In 1999, we reported results of our study on 18 patients with folliculitis
decalvans,2 and have gone on to look at 20 additional
patients. Like Douwes et al.1 we could find no underlying
immunological or structural abnormality in these patients to
explain why they have such a major reaction to Staphylococcus
aureus and apparently lack the ability to clear this
common organism. The staphylococci in our patients did not
appear to differ in any way from organisms isolated from
patients with other staphylococcal infections (other than the
abnormal reaction that it caused). We found no evidence of a
family history of the disease in any of our patients, but the
recent report reopens the possibility that there may be a
genetic predisposition to the disorder, and we should continue
to search for the underlying, possibly inherited, cause.
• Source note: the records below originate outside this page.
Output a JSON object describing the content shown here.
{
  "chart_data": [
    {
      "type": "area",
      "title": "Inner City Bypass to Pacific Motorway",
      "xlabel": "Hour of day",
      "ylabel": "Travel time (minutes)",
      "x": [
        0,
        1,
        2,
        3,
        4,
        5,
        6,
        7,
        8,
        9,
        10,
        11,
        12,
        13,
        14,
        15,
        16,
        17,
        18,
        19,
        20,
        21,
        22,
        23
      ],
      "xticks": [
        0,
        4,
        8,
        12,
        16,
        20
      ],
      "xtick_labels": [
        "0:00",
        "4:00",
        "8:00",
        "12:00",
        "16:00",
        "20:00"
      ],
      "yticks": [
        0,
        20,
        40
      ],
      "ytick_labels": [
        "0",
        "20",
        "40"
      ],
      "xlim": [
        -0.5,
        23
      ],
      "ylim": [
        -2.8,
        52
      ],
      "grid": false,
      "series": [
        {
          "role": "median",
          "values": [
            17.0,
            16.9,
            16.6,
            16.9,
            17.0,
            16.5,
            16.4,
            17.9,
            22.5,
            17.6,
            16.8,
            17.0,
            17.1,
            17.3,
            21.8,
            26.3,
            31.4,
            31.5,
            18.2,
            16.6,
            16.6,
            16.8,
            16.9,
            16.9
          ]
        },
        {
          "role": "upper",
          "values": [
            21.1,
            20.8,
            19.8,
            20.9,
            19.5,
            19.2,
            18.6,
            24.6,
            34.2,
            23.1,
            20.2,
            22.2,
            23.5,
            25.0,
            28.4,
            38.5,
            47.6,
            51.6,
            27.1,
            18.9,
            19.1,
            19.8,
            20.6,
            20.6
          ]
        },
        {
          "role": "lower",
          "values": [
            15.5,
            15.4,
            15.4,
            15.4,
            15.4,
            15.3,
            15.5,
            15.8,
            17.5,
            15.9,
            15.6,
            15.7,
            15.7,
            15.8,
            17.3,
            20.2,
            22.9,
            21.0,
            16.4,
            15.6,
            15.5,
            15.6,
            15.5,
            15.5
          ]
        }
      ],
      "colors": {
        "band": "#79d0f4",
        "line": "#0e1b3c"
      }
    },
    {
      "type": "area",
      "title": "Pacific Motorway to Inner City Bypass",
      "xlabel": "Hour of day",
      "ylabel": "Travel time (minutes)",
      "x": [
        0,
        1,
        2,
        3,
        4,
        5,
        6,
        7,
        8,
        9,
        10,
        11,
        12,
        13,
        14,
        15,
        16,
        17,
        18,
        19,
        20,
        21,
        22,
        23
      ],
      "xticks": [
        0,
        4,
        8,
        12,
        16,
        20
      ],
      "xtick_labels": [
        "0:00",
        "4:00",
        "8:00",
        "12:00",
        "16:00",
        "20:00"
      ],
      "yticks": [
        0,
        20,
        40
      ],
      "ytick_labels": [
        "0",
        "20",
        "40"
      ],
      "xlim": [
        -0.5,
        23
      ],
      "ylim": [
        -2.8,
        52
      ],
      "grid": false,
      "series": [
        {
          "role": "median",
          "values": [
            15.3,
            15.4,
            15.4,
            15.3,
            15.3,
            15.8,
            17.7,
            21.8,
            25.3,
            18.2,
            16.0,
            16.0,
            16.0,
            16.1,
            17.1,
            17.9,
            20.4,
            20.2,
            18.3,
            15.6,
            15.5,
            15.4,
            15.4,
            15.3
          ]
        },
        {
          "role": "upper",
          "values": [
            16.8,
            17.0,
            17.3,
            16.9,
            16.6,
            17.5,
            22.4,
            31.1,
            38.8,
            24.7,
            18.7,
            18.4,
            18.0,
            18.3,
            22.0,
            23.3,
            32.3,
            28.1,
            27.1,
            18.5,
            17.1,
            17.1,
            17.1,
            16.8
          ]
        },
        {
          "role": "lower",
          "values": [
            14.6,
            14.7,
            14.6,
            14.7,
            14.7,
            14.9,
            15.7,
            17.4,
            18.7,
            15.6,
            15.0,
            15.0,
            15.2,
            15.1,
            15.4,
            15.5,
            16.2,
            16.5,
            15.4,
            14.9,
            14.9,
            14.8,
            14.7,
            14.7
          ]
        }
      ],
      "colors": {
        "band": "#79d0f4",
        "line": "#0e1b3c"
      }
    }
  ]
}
We think it is important to add that we found an excellent
response to the treatment regime that we introduced, namely
rifampicin 300 mg and clindamycin 300 mg, both orally
twice daily for 10 weeks initially, with some patients needing
more than one course of treatment to produce lasting
improvement. Both drugs are excellent antistaphylococcal
agents and safe to use long-term, but rifampicin also has
excellent penetrative powers (including into abscesses) and
additional immunomodulatory properties. (Rifampicin should
never be used alone because of the risk of rapid development
of resistance to it.) We feel that the patients described might
benefit from a course of this treatment.